Book Synopsis Molecular Biotechnology by : Bernard R. Glick
Download or read book Molecular Biotechnology written by Bernard R. Glick and published by . This book was released on 1998 with total page 724 pages. Available in PDF, EPUB and Kindle. Book excerpt: The second edition explains the principles of recombinant DNA technology as well as other important techniques such as DNA sequencing, the polymerase chain reaction, and the production of monclonal antibodies.

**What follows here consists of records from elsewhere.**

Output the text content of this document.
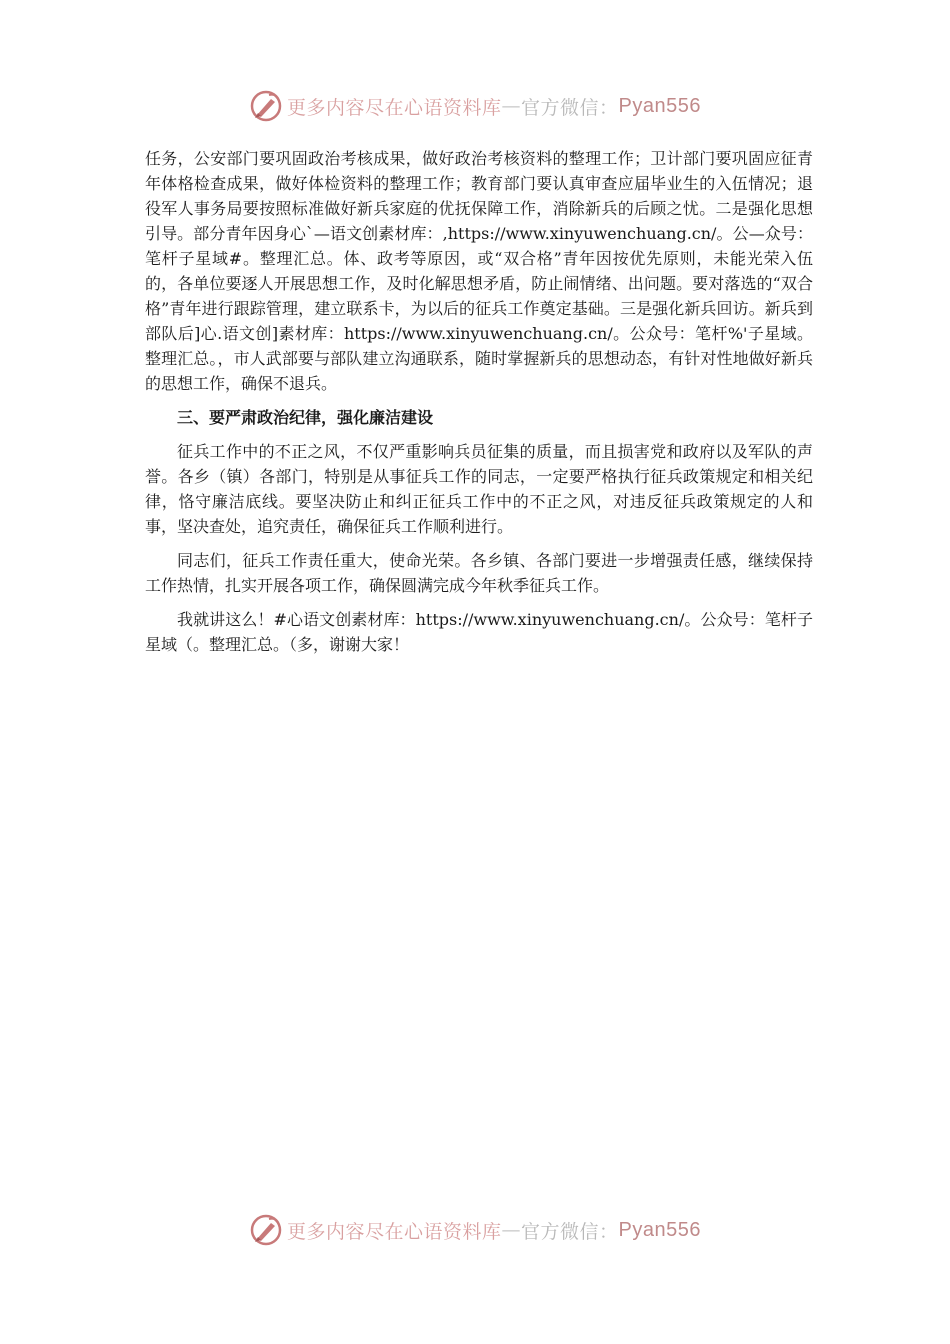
更多内容尽在心语资料库 — 官方微信： Pyan556

任务，公安部门要巩固政治考核成果，做好政治考核资料的整理工作；卫计部门要巩固应征青年体格检查成果，做好体检资料的整理工作；教育部门要认真审查应届毕业生的入伍情况；退役军人事务局要按照标准做好新兵家庭的优抚保障工作，消除新兵的后顾之忧。二是强化思想引导。部分青年因身心`—语文创素材库：,https://www.xinyuwenchuang.cn/。公—众号：笔杆子星域#。整理汇总。体、政考等原因，或“双合格”青年因按优先原则，未能光荣入伍的，各单位要逐人开展思想工作，及时化解思想矛盾，防止闹情绪、出问题。要对落选的“双合格”青年进行跟踪管理，建立联系卡，为以后的征兵工作奠定基础。三是强化新兵回访。新兵到部队后]心.语文创]素材库：https://www.xinyuwenchuang.cn/。公众号：笔杆%'子星域。整理汇总。，市人武部要与部队建立沟通联系，随时掌握新兵的思想动态，有针对性地做好新兵的思想工作，确保不退兵。

三、要严肃政治纪律，强化廉洁建设

征兵工作中的不正之风，不仅严重影响兵员征集的质量，而且损害党和政府以及军队的声誉。各乡（镇）各部门，特别是从事征兵工作的同志，一定要严格执行征兵政策规定和相关纪律，恪守廉洁底线。要坚决防止和纠正征兵工作中的不正之风，对违反征兵政策规定的人和事，坚决查处，追究责任，确保征兵工作顺利进行。

同志们，征兵工作责任重大，使命光荣。各乡镇、各部门要进一步增强责任感，继续保持工作热情，扎实开展各项工作，确保圆满完成今年秋季征兵工作。

我就讲这么！#心语文创素材库：https://www.xinyuwenchuang.cn/。公众号：笔杆子星域（。整理汇总。（多，谢谢大家！

更多内容尽在心语资料库 — 官方微信： Pyan556
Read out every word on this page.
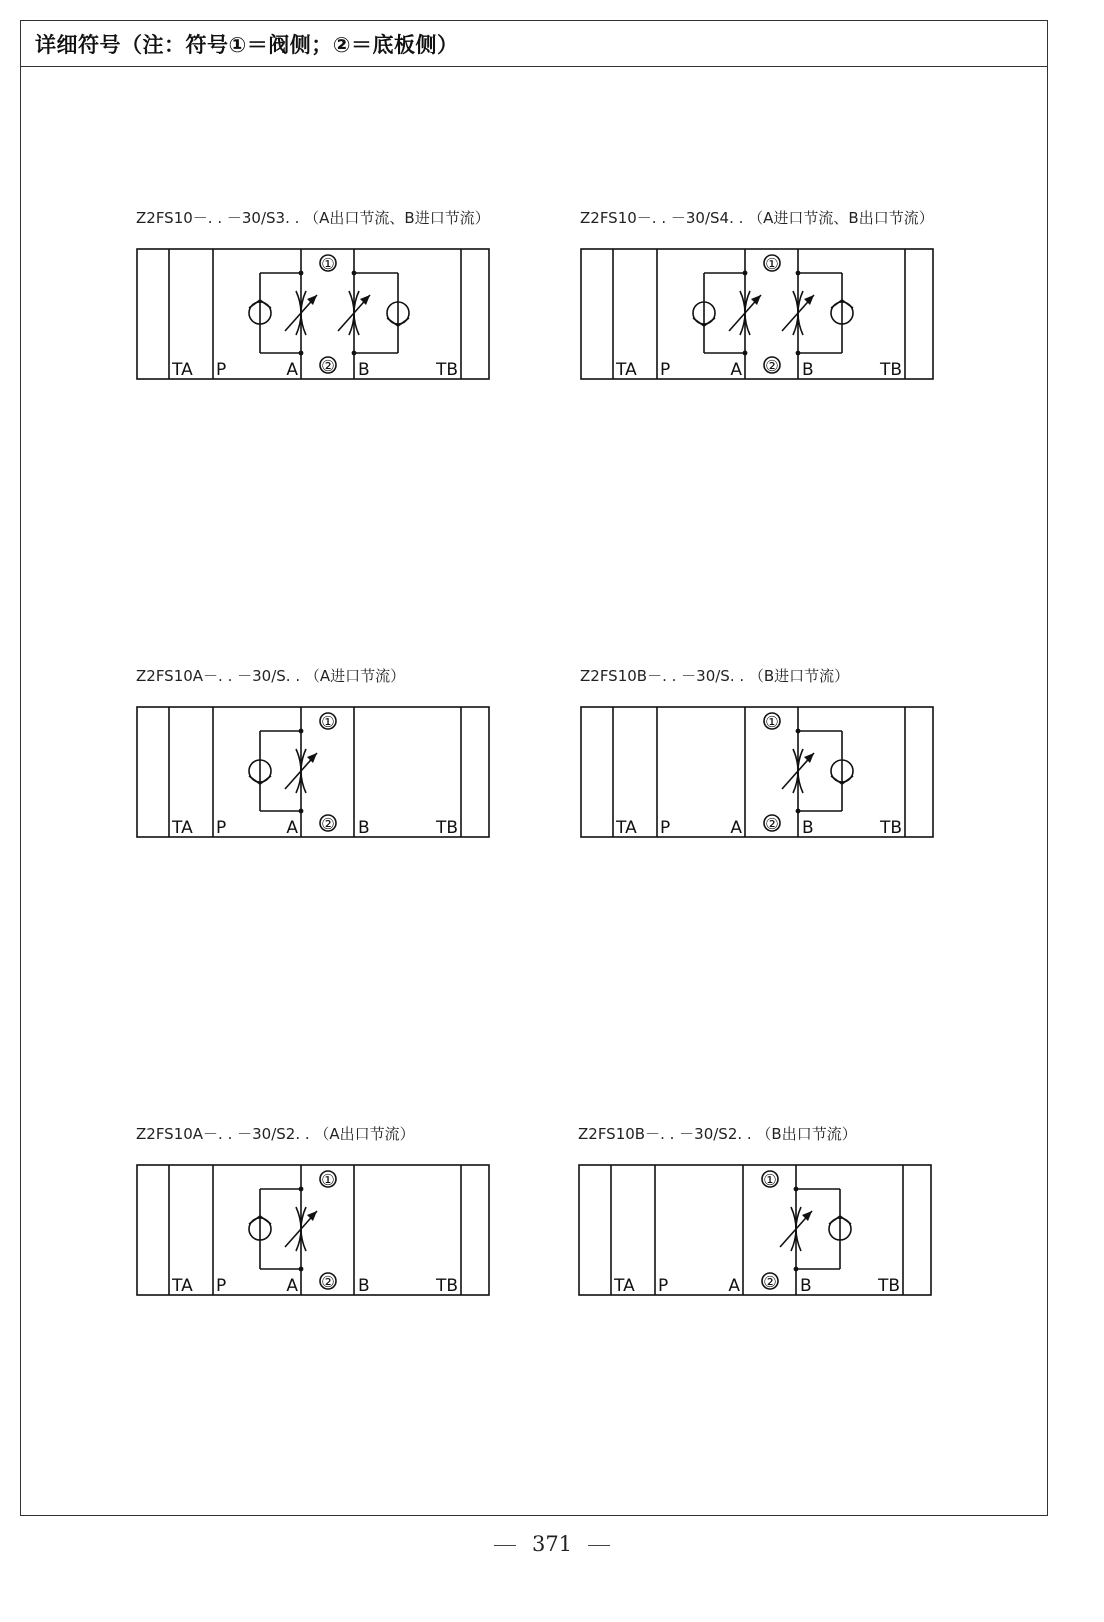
详细符号（注：符号①＝阀侧；②＝底板侧）
Z2FS10－. . －30/S3. . （A出口节流、B进口节流）
TA P	A	B	TB
①
②
Z2FS10－. . －30/S4. . （A进口节流、B出口节流）
TA P	A	B	TB
①
②
Z2FS10A－. . －30/S. . （A进口节流）
TA P	A	B	TB
①
②
Z2FS10B－. . －30/S. . （B进口节流）
TA P	A	B	TB
①
②
Z2FS10A－. . －30/S2. . （A出口节流）
TA P	A	B	TB
①
②
Z2FS10B－. . －30/S2. . （B出口节流）
TA P	A	B	TB
①
②
371
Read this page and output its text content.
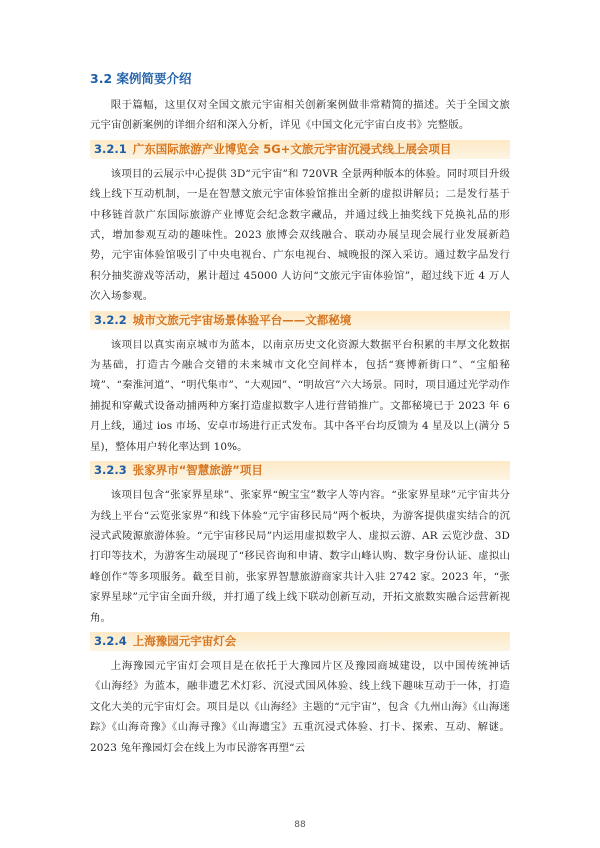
3.2 案例简要介绍

限于篇幅，这里仅对全国文旅元宇宙相关创新案例做非常精简的描述。关于全国文旅元宇宙创新案例的详细介绍和深入分析，详见《中国文化元宇宙白皮书》完整版。

3.2.1 广东国际旅游产业博览会 5G+文旅元宇宙沉浸式线上展会项目

该项目的云展示中心提供 3D“元宇宙”和 720VR 全景两种版本的体验。同时项目升级线上线下互动机制，一是在智慧文旅元宇宙体验馆推出全新的虚拟讲解员；二是发行基于中移链首款广东国际旅游产业博览会纪念数字藏品，并通过线上抽奖线下兑换礼品的形式，增加参观互动的趣味性。2023 旅博会双线融合、联动办展呈现会展行业发展新趋势，元宇宙体验馆吸引了中央电视台、广东电视台、城晚报的深入采访。通过数字品发行积分抽奖游戏等活动，累计超过 45000 人访问“文旅元宇宙体验馆”，超过线下近 4 万人次入场参观。

3.2.2 城市文旅元宇宙场景体验平台——文都秘境

该项目以真实南京城市为蓝本，以南京历史文化资源大数据平台积累的丰厚文化数据为基础，打造古今融合交错的未来城市文化空间样本，包括“赛博新街口”、“宝船秘境”、“秦淮河道”、“明代集市”、“大观园”、“明故宫”六大场景。同时，项目通过光学动作捕捉和穿戴式设备动捕两种方案打造虚拟数字人进行营销推广。文都秘境已于 2023 年 6 月上线，通过 ios 市场、安卓市场进行正式发布。其中各平台均反馈为 4 星及以上(满分 5 星)，整体用户转化率达到 10%。

3.2.3 张家界市“智慧旅游”项目

该项目包含“张家界星球”、张家界“鲵宝宝”数字人等内容。“张家界星球”元宇宙共分为线上平台“云览张家界”和线下体验“元宇宙移民局”两个板块，为游客提供虚实结合的沉浸式武陵源旅游体验。“元宇宙移民局”内运用虚拟数字人、虚拟云游、AR 云览沙盘、3D 打印等技术，为游客生动展现了“移民咨询和申请、数字山峰认购、数字身份认证、虚拟山峰创作”等多项服务。截至目前，张家界智慧旅游商家共计入驻 2742 家。2023 年，“张家界星球”元宇宙全面升级，并打通了线上线下联动创新互动，开拓文旅数实融合运营新视角。

3.2.4 上海豫园元宇宙灯会

上海豫园元宇宙灯会项目是在依托于大豫园片区及豫园商城建设，以中国传统神话《山海经》为蓝本，融非遗艺术灯彩、沉浸式国风体验、线上线下趣味互动于一体，打造文化大美的元宇宙灯会。项目是以《山海经》主题的“元宇宙”，包含《九州山海》《山海迷踪》《山海奇豫》《山海寻豫》《山海遗宝》五重沉浸式体验、打卡、探索、互动、解谜。2023 兔年豫园灯会在线上为市民游客再塑“云

88
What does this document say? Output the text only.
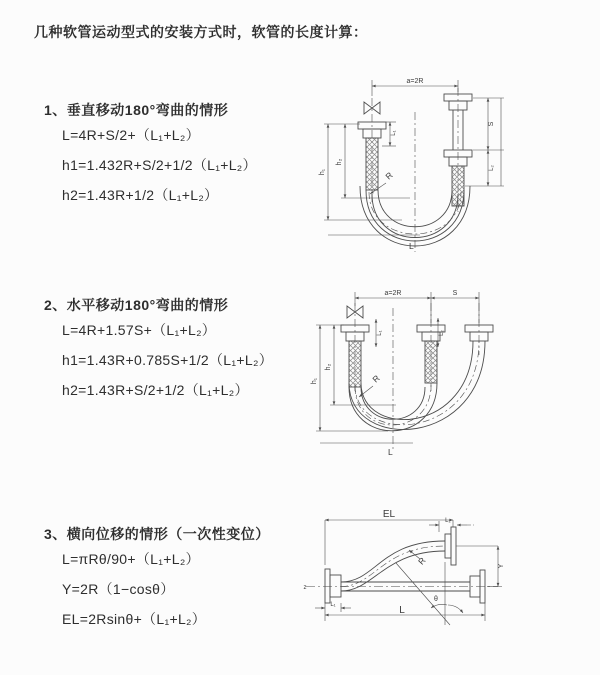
几种软管运动型式的安装方式时，软管的长度计算：
1、垂直移动180°弯曲的情形
L=4R+S/2+（L₁+L₂）
h1=1.432R+S/2+1/2（L₁+L₂）
h2=1.43R+1/2（L₁+L₂）
2、水平移动180°弯曲的情形
L=4R+1.57S+（L₁+L₂）
h1=1.43R+0.785S+1/2（L₁+L₂）
h2=1.43R+S/2+1/2（L₁+L₂）
3、横向位移的情形（一次性变位）
L=πRθ/90+（L₁+L₂）
Y=2R（1−cosθ）
EL=2Rsinθ+（L₁+L₂）
a=2R
h₁
h₂
L₁
S
L₂
R
L
a=2R	S
h₁
h₂
L₁	L₂
R
L
EL
L₂
Y
L
L₁
R
θ
z
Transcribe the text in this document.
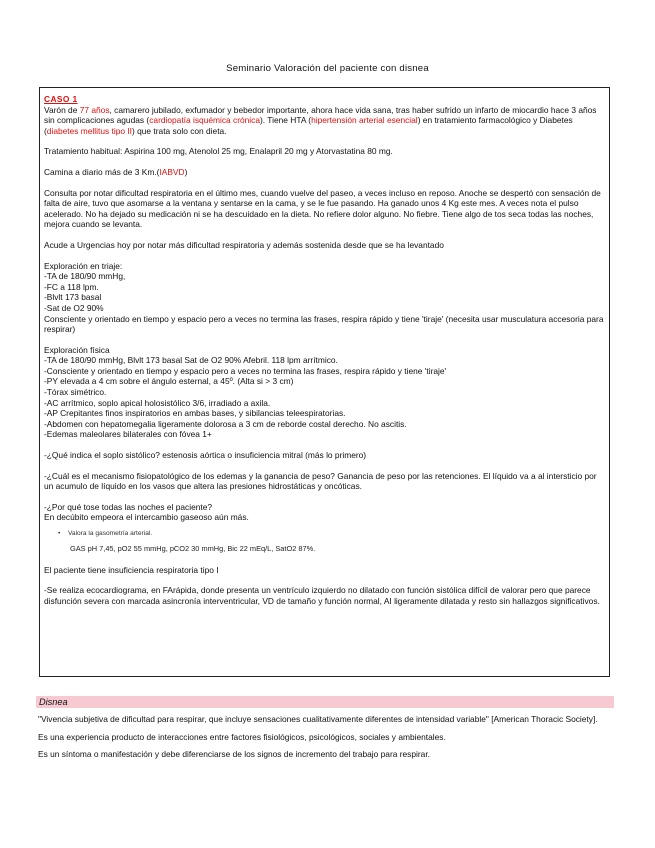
Seminario Valoración del paciente con disnea

CASO 1

Varón de 77 años, camarero jubilado, exfumador y bebedor importante, ahora hace vida sana, tras haber sufrido un infarto de miocardio hace 3 años sin complicaciones agudas (cardiopatía isquémica crónica). Tiene HTA (hipertensión arterial esencial) en tratamiento farmacológico y Diabetes (diabetes mellitus tipo II) que trata solo con dieta.

Tratamiento habitual: Aspirina 100 mg, Atenolol 25 mg, Enalapril 20 mg y Atorvastatina 80 mg.

Camina a diario más de 3 Km.(IABVD)

Consulta por notar dificultad respiratoria en el último mes, cuando vuelve del paseo, a veces incluso en reposo. Anoche se despertó con sensación de falta de aire, tuvo que asomarse a la ventana y sentarse en la cama, y se le fue pasando. Ha ganado unos 4 Kg este mes. A veces nota el pulso acelerado. No ha dejado su medicación ni se ha descuidado en la dieta. No refiere dolor alguno. No fiebre. Tiene algo de tos seca todas las noches, mejora cuando se levanta.

Acude a Urgencias hoy por notar más dificultad respiratoria y además sostenida desde que se ha levantado

Exploración en triaje:

-TA de 180/90 mmHg,

-FC a 118 lpm.

-Blvlt 173 basal

-Sat de O2 90%

Consciente y orientado en tiempo y espacio pero a veces no termina las frases, respira rápido y tiene 'tiraje' (necesita usar musculatura accesoria para respirar)

Exploración física

-TA de 180/90 mmHg, Blvlt 173 basal Sat de O2 90% Afebril. 118 lpm arrítmico.

-Consciente y orientado en tiempo y espacio pero a veces no termina las frases, respira rápido y tiene 'tiraje'

-PY elevada a 4 cm sobre el ángulo esternal, a 45º. (Alta si > 3 cm)

-Tórax simétrico.

-AC arrítmico, soplo apical holosistólico 3/6, irradiado a axila.

-AP Crepitantes finos inspiratorios en ambas bases, y sibilancias teleespiratorias.

-Abdomen con hepatomegalia ligeramente dolorosa a 3 cm de reborde costal derecho. No ascitis.

-Edemas maleolares bilaterales con fóvea 1+

-¿Qué indica el soplo sistólico? estenosis aórtica o insuficiencia mitral (más lo primero)

-¿Cuál es el mecanismo fisiopatológico de los edemas y la ganancia de peso? Ganancia de peso por las retenciones. El líquido va a al intersticio por un acumulo de líquido en los vasos que altera las presiones hidrostáticas y oncóticas.

-¿Por qué tose todas las noches el paciente?

En decúbito empeora el intercambio gaseoso aún más.

• Valora la gasometría arterial.

GAS pH 7,45, pO2 55 mmHg, pCO2 30 mmHg, Bic 22 mEq/L, SatO2 87%.

El paciente tiene insuficiencia respiratoria tipo I

-Se realiza ecocardiograma, en FArápida, donde presenta un ventrículo izquierdo no dilatado con función sistólica difícil de valorar pero que parece disfunción severa con marcada asincronía interventricular, VD de tamaño y función normal, AI ligeramente dilatada y resto sin hallazgos significativos.

Disnea

"Vivencia subjetiva de dificultad para respirar, que incluye sensaciones cualitativamente diferentes de intensidad variable" [American Thoracic Society].

Es una experiencia producto de interacciones entre factores fisiológicos, psicológicos, sociales y ambientales.

Es un síntoma o manifestación y debe diferenciarse de los signos de incremento del trabajo para respirar.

Book Synopsis Problems of Conception by : Marit Melhuus
Download or read book Problems of Conception written by Marit Melhuus and published by Berghahn Books. This book was released on 2012-08-15 with total page 187 pages. Available in PDF, EPUB and Kindle. Book excerpt: The Biotechnology Act in Norway, one of the most restrictive in Europe, forbids egg donation and surrogacy and has rescinded the anonymity clause with respect to donor insemination. Thus, it limits people's choice as to how they can procreate within the boundaries of the nation state. The author pursues this significant datum ethnographically and addresses the issues surrounding contemporary biopolitics in Norway. This involves investigating such fundamental questions as the relation between individual and society, meanings of kinship and relatedness, the moral status of the embryo and the role of science, religion and ethics in state policies. Even though the book takes reproductive technologies as its focus, it reveals much about vital processes that are central to contemporary Norwegian society.